頭蓋骨をかちわる勢いで彼女の頭に集中的に殴打をし続けた。


「あ゛っ゛!!!あ゛いっ゛!!!」


彼女の声は壊れて行った。

俺は力を込めて殴り続けた。


「あっ゛、い゛た......」


何発殴っただろうか。

記憶に全く残らなかった。


彼女は悲鳴をあげなくなった。


「はぁ...はぁ...」


俺は明かりを付けて、状態を確認した。


頬や腕、首筋に赤い腫れ跡やアザがあった。

顔は頭と目と鼻、そして口から血を出しておりその血が顔面を半分赤く覆っていて気持ち悪かった。


無数の羽毛が散らばっていた。


俺は、袖についた羽毛を叩き落とした後、彼女の遺体をどうするか考えた。


(元は...、鴨だよな...)


俺は本来生きてるフレンズをいれるはずだった檻に彼女を入れた。


急いで地域内から出た。

キャンプ可能なエリアに、荷物一式が置いてある。


俺は檻から彼女を出した。

まだフレンズの形を保っていた。


「...よし」


素早く彼女の服を剥ぎ取る。

血の着いたエプロンを外し、首もとのマフラーみたいなやつも取る。


一旦深呼吸をした後、靴、タイツ、そしてズボンだがスカートだかわからないものを外し、最後に茶色のシャツを脱がせた。

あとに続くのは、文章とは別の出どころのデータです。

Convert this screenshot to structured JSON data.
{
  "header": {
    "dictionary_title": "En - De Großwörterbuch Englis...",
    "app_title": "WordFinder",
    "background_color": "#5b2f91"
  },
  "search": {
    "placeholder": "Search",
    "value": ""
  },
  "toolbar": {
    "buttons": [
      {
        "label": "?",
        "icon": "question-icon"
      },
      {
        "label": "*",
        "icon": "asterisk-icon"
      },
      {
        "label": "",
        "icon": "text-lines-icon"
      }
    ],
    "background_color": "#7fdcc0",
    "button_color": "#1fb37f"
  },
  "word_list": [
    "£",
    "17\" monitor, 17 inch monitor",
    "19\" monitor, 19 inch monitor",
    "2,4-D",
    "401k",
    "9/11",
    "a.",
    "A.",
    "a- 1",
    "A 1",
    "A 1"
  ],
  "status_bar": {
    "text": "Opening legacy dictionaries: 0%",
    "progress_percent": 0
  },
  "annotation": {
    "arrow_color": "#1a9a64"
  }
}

全体を通して見ると腰も括れているし、かなり健康そうだ。特に、胸は美しい。

彼女もまさか死んだ後に自分の乳房が晒されるとは思ってもいなかっただろう。


カモについては詳しく知らないが、鴨肉というのがあるので、食えるものだという認識があった。彼女の体を見るだけでも涎が垂れそうになる。


俺は夜が明けぬうちにと、急いで調理を始めた。気が動転していた俺が思いついた遺体処理の方法は、彼女を“食べる”という選択肢だった。


時間が経つにつれ、彼女は魔法が解け翼を切断する頃にはただのカルガモになっていた。


羽を削ぎ、首を切り、そのまま肉にした。

思った他フレンズ化時点での解体に時間を取られてしまい、夜が明けかけたのでしかたなくビニール袋に肉を詰めて車に乗り込んだ。


自分自身の心臓の鼓動は早いままだった。

いくら鴨と言えど、初めて人間を解体したのだから...。


家に戻ったらこの肉で酒のつまみでも作ろう。